Alper GÖRMÜŞ
Bu dizinin bundan önceki bölümünde, AK Parti iktidarının henüz ikinci ayında (Ocak, 2003) askerlerle iktidar arasında ortaya çıkan büyük gerilimi gözden geçirmiştik. Bu gerilime bağlanan umutlar o kadar büyüktü ki, askerlerin hükümete uyarılarını iletmek amacıyla 8 Ocak 2003’te gazetecilere verdikleri resepsiyondan sonra, medya olan bitene “28 Şubat süreci”ne nazireyle “8 Ocak süreci” adını uygun görmüştü.
Bu meseleyi ele aldığımız yazının son paragrafını buraya alarak, nerede kaldığımızı hatırlayalım:
“Medya, ‘8 Ocak 2003 resepsiyonu’nu, bundan sonra ne yapması gerektiği hususunda kendisine verilmiş bir brifing gibi algıladı ve hiç vakit geçirmeden harekete geçti... Ocak-Nisan arasındaki üç ayda gazeteler ve televizyonlar, Jandarma kaynaklı ‘irtica geliyor’ haberleriyle doldu taştı.
23 Nisan 2003’te Ankara’da Meclis’te yaşanacaklar ve İstanbul’da, Birinci Ordu’da Mart 2003’te yaşanıp da yıllar sonra açığa çıkacak faaliyetler, bu haberlerin bir ‘altlık’ olduğunu gösteriyordu.”
Peşpeşe “sahte şeyh” haberleri
“8 Ocak süreci”nin daha ilk haftasında medya, üç adet “sahte şeyh” haberiyle ülkeyi sarstı.
Jandarma istihbaratı, belli ki “irticaya cesaret veren” hükümeti medya üzerinden dövmek için elinden geleni yapıyordu.
İlk “bomba" 16 Ocak günü patladı... Jandarma (ve medya), Tuzla'nın Akfırat Beldesi'nde, en küçüğü 15, en büyüğü 22 yaşında 15 kadına "bir gecelik imam nikâhı kıydığını itiraf eden” ve beldeyi kendi koyduğu “İslami kurallarla” yöneten bir “sahte şeyh”in malikânesine baskın düzenledi...
Gazeteler, bu "bulunmaz malzeme"yi hakkıyla değerlendirdiler. İşte birkaç örnek:
Akşam: “Hareminin en küçüğü 15, en büyüğü ise 22 yaşındaydı...", "Sahte şeyhin rüyası... 15 eşiyle şeriat devleti kuracaktı.”

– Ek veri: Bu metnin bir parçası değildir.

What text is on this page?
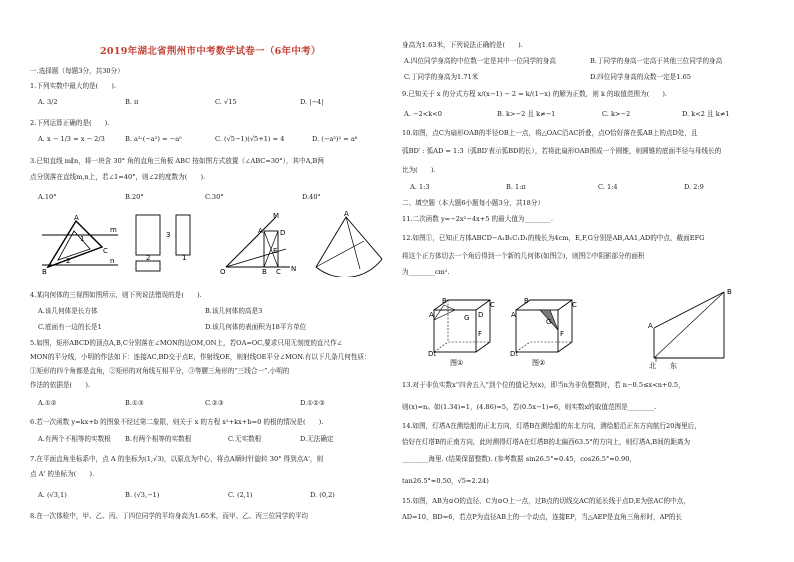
2019年湖北省荆州市中考数学试卷一（6年中考）
一.选择题（每题3分，共30分）
1.下列实数中最大的是(　　).
A. 3/2	B. π	C. √15	D. |−4|
2.下列运算正确的是(　　).
A. x − 1/3 = x − 2/3	B. a³·(−a²) = −a⁵	C. (√5−1)(√5+1) = 4	D. (−a³)² = a⁶
3.已知直线 m∥n，将一块含 30° 角的直角三角板 ABC 按如图方式放置（∠ABC=30°），其中A,B两
点分别落在直线m,n上，若∠1=40°，则∠2的度数为(　　).
A.10°	B.20°	C.30°	D.40°
A
B
C
m
n
1
2
3
2	1
M
A D
E
O	B C N
A
4.某向何体的三视图如图所示，则下列说法错误的是(　　).
A.该几何体是长方体	B.该几何体的高是3
C.底面有一边的长是1	D.该几何体的表面积为18平方单位
5.如图，矩形ABCD的顶点A,B,C分别落在∠MON的边OM,ON上，若OA=OC,要求只用无刻度的直尺作∠
MON的平分线，小明的作法如下：连接AC,BD交于点E，作射线OE，则射线OE平分∠MON.有以下几条几何性质：
①矩形的四个角都是直角，②矩形的对角线互相平分，③等腰三角形的“三线合一”.小明的
作法的依据是(　　).
A.①②	B.①③	C.②③	D.①②③
6.若一次函数 y=kx+b 的图象不经过第二象限，则关于 x 的方程 x²+kx+b=0 的根的情况是(　　).
A.有两个不相等的实数根 B.有两个相等的实数根	C.无实数根	D.无法确定
7.在平面直角坐标系中，点 A 的坐标为(1,√3)，以原点为中心，将点A顺时针旋转 30° 得到点A'，则
点 A' 的坐标为(　　).
A. (√3,1)	B. (√3,−1)	C. (2,1)	D. (0,2)
8.在一次体检中，甲、乙、丙、丁四位同学的平均身高为1.65米，而甲、乙、丙三位同学的平均
身高为1.63米，下列说法正确的是(　　).
A.四位同学身高的中位数一定是其中一位同学的身高	B.丁同学的身高一定高于其他三位同学的身高
C.丁同学的身高为1.71米	D.四位同学身高的众数一定是1.65
9.已知关于 x 的分式方程 x/(x−1) − 2 = k/(1−x) 的解为正数，则 k 的取值范围为(　　).
A. −2<k<0	B. k>−2 且 k≠−1	C. k>−2	D. k<2 且 k≠1
10.如图，点C为扇形OAB的半径OB上一点，将△OAC沿AC折叠，点O恰好落在弧AB上的点D处，且
弧BD′ : 弧AD = 1:3（弧BD′表示弧BD的长），若将此扇形OAB围成一个圆锥，则圆锥的底面半径与母线长的
比为(　　).
A. 1:3	B. 1:π	C. 1:4	D. 2:9
二、填空题（本大题6小题每小题3分，共18分）
11.二次函数 y=−2x²−4x+5 的最大值为________.
12.如图①，已知正方体ABCD−A₁B₁C₁D₁的棱长为4cm，E,F,G分别是AB,AA1,AD的中点，截面EFG
将这个正方体切去一个角后得到一个新的几何体(如图②)，则图②中阴影部分的面积
为________cm².
B	C
G
A	D
F
D₁
图①
B	C
G
A
F
D₁
图②
B
A
北 东
13.对于非负实数x“四舍五入”到个位的值记为(x)，即当n为非负整数时，若 n−0.5≤x<n+0.5，
则(x)=n。如(1.34)=1，(4.86)=5，若(0.5x−1)=6，则实数x的取值范围是________.
14.如图，灯塔A在测绘船的正北方向，灯塔B在测绘船的东北方向，测绘船沿正东方向航行20海里后，
恰好在灯塔B的正南方向，此时测得灯塔A在灯塔B的北偏西63.5°的方向上，则灯塔A,B间的距离为
________海里. (结果保留整数). (参考数据 sin26.5°≈0.45，cos26.5°≈0.90，
tan26.5°≈0.50，√5≈2.24)
15.如图，AB为⊙O的直径，C为⊙O上一点，过B点的切线交AC的延长线于点D,E为弦AC的中点，
AD=10，BD=6，若点P为直径AB上的一个动点，连接EP，当△AEP是直角三角形时，AP的长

Habertürk: "Aşk reçetesi de ortaya çıktı. İşte sahte şeyhe güç veren formül: 'Sabah iki kaşık bal, bir bardak suda kaynatılıp içilecek. Bir saat sonra..."
Sabah: "Tarikatçı Yılmaz Arabistan'a kaçacaktı... Gücü kaplan penisindenmiş... Yaşar Yılmaz'ın kaplan penislerini yiyerek cinsel gücünü artırdığı öne sürüldü..."
Vatan: "Çocuk yaparak şeriat devleti kuracakmış..."
Habertürk, öbür gazetelerin tersine bu haberi “küçük” görmüştü... Çünkü onun elinde kimselerde olmayan, özel mi özel bir başka “sahte şeyh” haberi vardı. O gün gazetenin manşeti bu “özel haber”e tahsis edilmişti:
"70'lik şeyhe seks telefonları / Üveyz tarikatı şeyhi'nin kadın müritleriyle telefonda seks konuşması yaptığı anlaşıldı... Şeyh Hamit Yanıkçı, buluşmak isteyen kadınlara, 'Bugün Ayşe geliyor, yarın öbürü, sen cuma gel, halvet olalım' demiş...”
19 Ocak'ta da gazeteci Reha Muhtar, bir “sahte şeyh” dosyası beklediklerini, geldiğinde yayımlayacaklarını duyurdu.
Böylece medya, Jandarma'nın gollük paslarını mükemmel bir biçimde değerlendirmiş, taze iktidara şenlikli bir “hoşgeldin” partisi düzenlemişti.
Tabii, bugünden bakıldığında, gazetecilerin Jandarma kaynaklı “irtica” dosyalarına boğulması anlaşılmaz değil... Çünkü o zamanlar Şener Eruygur Jandarma Genel Komutanı'ydı; iki ay kadar sonra da İstanbul'da, Birinci Ordu karargâhında meşhur “plan semineri” düzenlenecekti.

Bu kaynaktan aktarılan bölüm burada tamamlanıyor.